Somewhat over achieving in 2021, with injuries to key positions and lackluster offensive production indicating a return to pre Adam O’Brien form, the Knights instead continued to gain momentum under the development of some of their rising stars.
There’s still question marks about the Knights spine following the departure of long-time halfback Mitchell Pearce and injury to the starting hooker Jayden Brailey, but with the addition of Dane Gagai and Adam Clune, and Andrew Johns as a coaching consultant for 2022, the buzz in the Hunter will likely remain.
Their attack will need significant improvement as teams who finished below them improve, but a third straight trip to the finals isn’t off the cards.

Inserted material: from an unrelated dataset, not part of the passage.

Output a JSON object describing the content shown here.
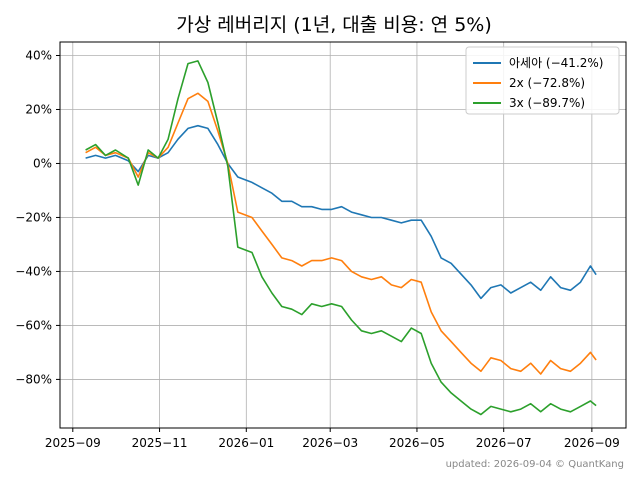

Ins: Adam Clune (St George Illawarra Dragons, 2023), Dane Gagai (South Sydney Rabbitohs, 2024), Krystian Mapapalangi (2023), Leo Thompson (2023), Chris Vea'ila (2023)
Outs: Blake Green (retired), Josh King (Melbourne Storm), Mitchell Pearce (Catalan Dragons), Gehamat Shibasaki (Rugby union), Starford To'a (Wests Tigers), Connor Watson (Sydney Roosters)
Star player: Kalyn Ponga
This might seem obvious but the expectation for Ponga to produce on a consistent level is at an all-time high in 2022. While the Knights have now plugged in Adam Clune as the replacement for Mitchell Pearce in the halves, standing him alongside fellow half Jake Clifford, Ponga is still set to receive plenty of opportunities to create.
In just 15 games for the Knights in 2021, Ponga led the team in tackle breaks and ranked top five in offloads and line breaks.
Rising star: Phoenix Crossland
Crossland has slowly built up his resume with the Knights since making his first-grade debut with the club in 2019. Only featuring in nine games last year, the young half has apparently impressed coach Adam O’Brien immensely pre-season, with Crossland now tipped to play a utility role, replacing Connor Watson.
Crossland’s ability to play multiple attacking positions while also commanding the ruck with his playmaking will make him an invaluable asset for a team that boasts a pair of unproven halves.
Most under pressure: Jake Clifford
Jake Clifford, who’s only 24 years old, is set to experience expectation and pressure like never before, with the Knights essentially handing the keys over to him to run the ship after the departure of Mitchell Pearce.
Clifford was integral for the Knights in 2021, joining the team midway through the year after beginning the season with the Cowboys. He’s made significant strides in recent years, particularly in his kicking game and defence, but will need a big 2022.
Five matches to watch
Match 1: Round 1, vs Roosters, at Sydney Cricket Ground (Sat, Mar 12, 3:00pm)
Match 2: Round 12, vs Warriors, at Moreton Daily Stadium (Sat, May 28, 3:00pm)
Match 3: Round 17, vs Rabbitohs, at McDonald Jones Stadium (Fri, Jul 8, 7:55pm)
Match 4: Round 19, vs Roosters, at McDonald Jones Stadium (Fri, Jul 22, 7:55pm)
Match 5: Round 25, vs Sharks, at McDonald Jones Stadium (Sun, Sep 4, 2:00pm)
Coach Adam O’Brien will attempt to rally his troops again for a season where they defy the odds, as many are tipping the Knights to take a step back after the departure of too many critical playmakers.
Mitchell Pearce’s tenure was often defined by the club’s eternal development, where they would get a few good young players, but never enough to get them over the edge. Expect the Knights to be competitive, but the lack of experience in the halves and injury to Jayden Brailey doesn’t give confidence that they will improve on last season.
The Knights will finish outside the finals, and are a chance of slipping into the bottom four.